Je m’appelle Paul CHAVAND. Ancien professeur de mathématiques en lycées, j’ai bifurqué vers l’informatique puis les technologies numériques, ces 15 dernières années au sein des services du conseil régional de Bourgogne.
En parallèle, j’ai porté un énorme projet de parc d’attraction …qui n’a jamais vu le jour vu le montant de l’investissement! De tempérament curieux et inventif, j’ai ensuite mûri une longue réflexion sur le déplacement individuel urbain.

Comment as-tu eu l’idée de créer cette startup ?

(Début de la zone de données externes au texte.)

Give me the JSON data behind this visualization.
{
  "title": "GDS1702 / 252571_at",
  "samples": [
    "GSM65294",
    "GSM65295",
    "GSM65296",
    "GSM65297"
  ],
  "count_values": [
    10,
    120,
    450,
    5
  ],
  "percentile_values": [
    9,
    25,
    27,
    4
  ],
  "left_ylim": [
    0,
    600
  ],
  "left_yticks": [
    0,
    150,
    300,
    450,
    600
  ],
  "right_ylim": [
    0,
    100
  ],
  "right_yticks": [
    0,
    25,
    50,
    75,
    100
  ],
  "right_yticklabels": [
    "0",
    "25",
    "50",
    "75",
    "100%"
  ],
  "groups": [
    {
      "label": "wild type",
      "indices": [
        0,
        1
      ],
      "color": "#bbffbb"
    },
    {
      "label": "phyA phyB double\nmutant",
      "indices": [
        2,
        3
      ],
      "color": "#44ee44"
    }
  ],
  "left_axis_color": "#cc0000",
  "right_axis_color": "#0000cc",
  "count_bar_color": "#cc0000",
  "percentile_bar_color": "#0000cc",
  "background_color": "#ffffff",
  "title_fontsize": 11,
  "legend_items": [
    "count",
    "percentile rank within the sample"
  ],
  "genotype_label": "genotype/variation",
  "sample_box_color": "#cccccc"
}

J’ai cherché longtemps à systématiser l’usage des tapis roulants, que je considère comme la plus pratique des aides au déplacement en mode piéton. Personnellement, j’adore les prendre!
J’ai alors eu l’idée d’inverser le problème, c’est-à-dire de mettre un tapis roulant ʺembarquéʺ sous les pieds des gens. Mais il fallait trouver le moyen de stabiliser les roues pour empêcher de tomber tout en marchant sur des roues. C’est la ʺvision intellectuelleʺ que j’ai eue subitement en 2008, grâce à l’inertie. J’ai dû créer ma startup en 2012 pour pouvoir sauver mon brevet déposé en 2010.

Quelle solution apportez-vous et quel est votre model économique ?

Le produit Rollkers permet de se déplacer en marchant naturellement, mais deux fois plus vite et avec deux fois moins de pas : on gagne du temps et on diminue la fatigue et le stress.
En plus, c’est vraiment fun, peu encombrant et intermodal : on part de chez soi (intérieur), on chausse sans les mains, on descend les escaliers ou prend l’ascenseur, puis on marche dans la rue, monte tel quel dans le bus, le tram, le métro, et enfin on arrive à destination, jusqu’à l’intérieur, en déchaussant sans les mains et les gardant près de soi.
Le modèle économique est d’abord la production d’une série dite ʺPremiumʺ, emblématique des premiers exemplaires, puis de séries plus industrielles, avec en parallèle une commercialisation de la licence des brevets au niveau mondial.

Quels obstacles as-tu rencontré dans le développement de votre startup et comment y avez-vous fait face ?

Le principal obstacle a été le manque de vision des interlocuteurs français et des fonds d’investissement que nous avons prospectés, qui avaient visiblement peur d’une invention de rupture sans en voir le potentiel. En revanche, le grand public en voyait très bien l’intérêt même avec des prototypes très peu optimisés.
Ceci nous a décidé à prospecter à l’étranger, et la présentation au CES 2015 a déclenché le buzz mondial espéré. Et alors les partenaires français ou européens commencent à montrer à nouveau le bout de leur nez ! Coup de chapeau toutefois aux Business Angels de Bourgogne puis à BPI France qui ont été les premiers à nous aider financièrement.

Quels sont vos bes0ins ? Un message à faire passer ?

Nous menons un projet triplement difficile car très ambitieux, industriel, et sur un produit complexe techniquement. La R&D, incontournable, coûte cher, et la rentabilité n’est pas immédiate. Nous espérons trouver des investisseurs qui ont la vision du très grand potentiel économique, comme l’a eue le grand public.